Jam 00.00 Asri baru keluar dari kantor. Shift sore, pulang tengah malam. Ini adalah rutinitas dia sehari-hari. Mau bagaimana lagi, kalau dia tidak bekerja seperti ini ia tidak akan survive. Uang yang dia hasilkan dari pekerjaannya ini bisa dia gunakan untuk membayar perkuliahan, juga untuk makan dia sehari-hari. Asri sudah pantang meminta bantuan keluarganya meskipun harta keluarganya tidak akan habis hingga tujuh turunan maupun tujuh tanjakan.
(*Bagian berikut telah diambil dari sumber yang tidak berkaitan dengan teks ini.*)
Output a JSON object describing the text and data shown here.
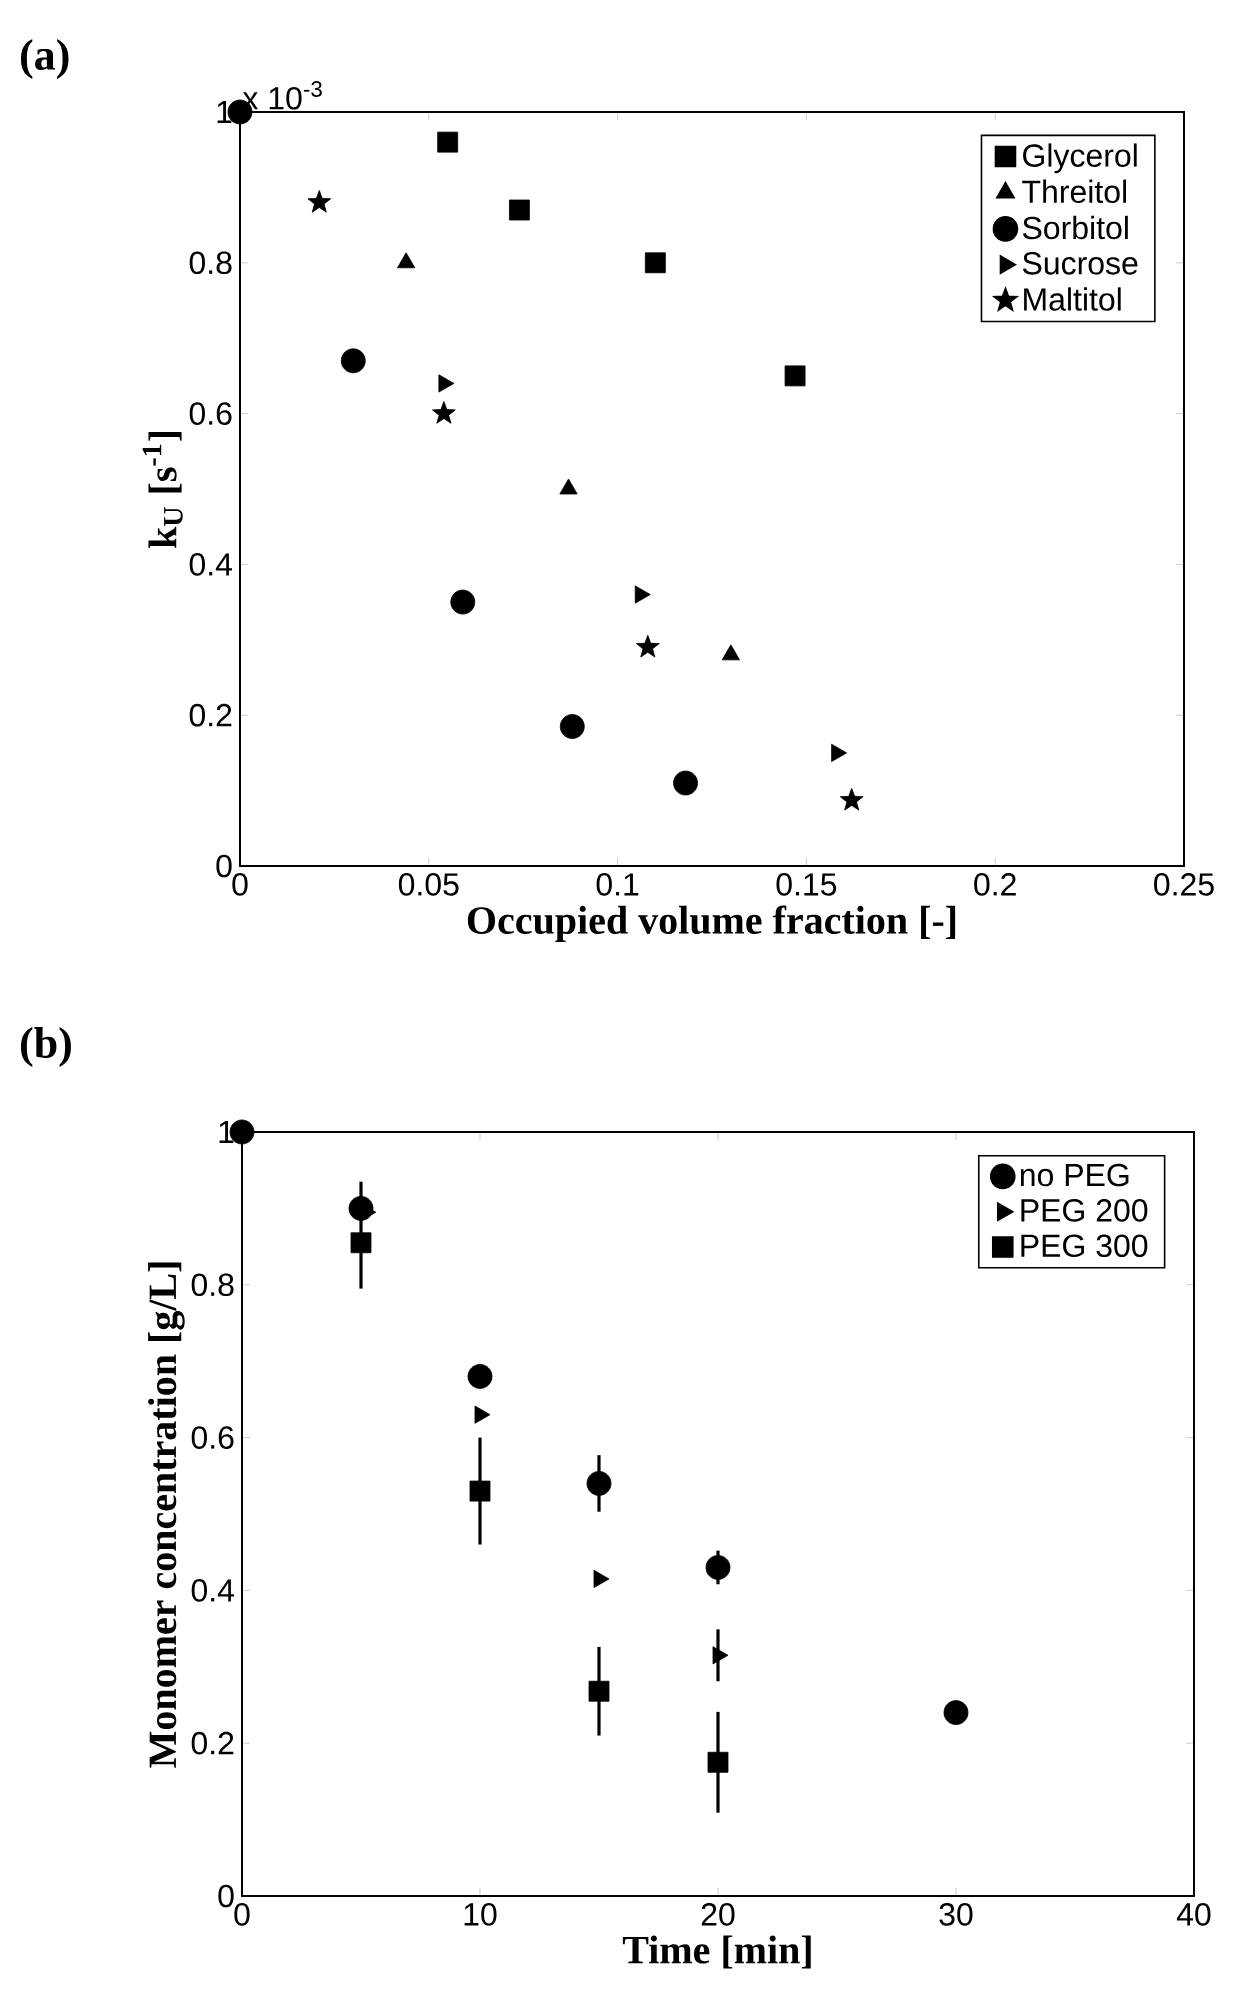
{
  "chart_data": [
    {
      "type": "scatter",
      "title": "(a)",
      "xlabel": "Occupied volume fraction [-]",
      "ylabel": "k$_{U}$  [s$^{-1}$]",
      "annotations": [
        "x 10$^{-3}$"
      ],
      "xlim": [
        0,
        0.25
      ],
      "ylim": [
        0,
        1
      ],
      "xticks": [
        0,
        0.05,
        0.1,
        0.15,
        0.2,
        0.25
      ],
      "yticks": [
        0,
        0.2,
        0.4,
        0.6,
        0.8,
        1
      ],
      "legend": "top right",
      "series": [
        {
          "name": "Glycerol",
          "color": "#000000",
          "marker": "square",
          "x": [
            0.055,
            0.074,
            0.11,
            0.147
          ],
          "values": [
            0.96,
            0.87,
            0.8,
            0.65
          ]
        },
        {
          "name": "Threitol",
          "color": "#000000",
          "marker": "triangle",
          "x": [
            0.044,
            0.087,
            0.13
          ],
          "values": [
            0.8,
            0.5,
            0.28
          ]
        },
        {
          "name": "Sorbitol",
          "color": "#000000",
          "marker": "circle",
          "x": [
            0,
            0.03,
            0.059,
            0.088,
            0.118
          ],
          "values": [
            1,
            0.67,
            0.35,
            0.185,
            0.11
          ]
        },
        {
          "name": "Sucrose",
          "color": "#000000",
          "marker": "triangle-right",
          "x": [
            0.054,
            0.106,
            0.158
          ],
          "values": [
            0.64,
            0.36,
            0.15
          ]
        },
        {
          "name": "Maltitol",
          "color": "#000000",
          "marker": "star",
          "x": [
            0.021,
            0.054,
            0.108,
            0.162
          ],
          "values": [
            0.88,
            0.6,
            0.29,
            0.087
          ]
        }
      ]
    },
    {
      "type": "scatter",
      "title": "(b)",
      "xlabel": "Time [min]",
      "ylabel": "Monomer concentration [g/L]",
      "xlim": [
        0,
        40
      ],
      "ylim": [
        0,
        1
      ],
      "xticks": [
        0,
        10,
        20,
        30,
        40
      ],
      "yticks": [
        0,
        0.2,
        0.4,
        0.6,
        0.8,
        1
      ],
      "legend": "top right",
      "series": [
        {
          "name": "no PEG",
          "color": "#000000",
          "marker": "circle",
          "x": [
            0,
            5,
            10,
            15,
            20,
            30
          ],
          "values": [
            1,
            0.9,
            0.68,
            0.54,
            0.43,
            0.24
          ],
          "errors": [
            null,
            null,
            null,
            0.037,
            0.022,
            null
          ]
        },
        {
          "name": "PEG 200",
          "color": "#000000",
          "marker": "triangle-right",
          "x": [
            5.2,
            10,
            15,
            20
          ],
          "values": [
            0.895,
            0.63,
            0.415,
            0.315
          ],
          "errors": [
            null,
            null,
            null,
            0.034
          ]
        },
        {
          "name": "PEG 300",
          "color": "#000000",
          "marker": "square",
          "x": [
            5,
            10,
            15,
            20
          ],
          "values": [
            0.855,
            0.53,
            0.268,
            0.175
          ],
          "errors": [
            [
              0.795,
              0.935
            ],
            [
              0.46,
              0.6
            ],
            0.058,
            0.066
          ]
        }
      ]
    }
  ]
}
Dia ingin membuktikan kepada keluarganya kalau ia bisa mandiri tanpa bantuan mereka. Asri masih berada di teras kantornya, duduk di bangku menunggu jemputan taksi online. Dari layar ponselnya, posisi kendaraan tersebut terlihat merambat cukup pelan tapi pasti. Lima menit lagi mobil itu sampai di kantornya.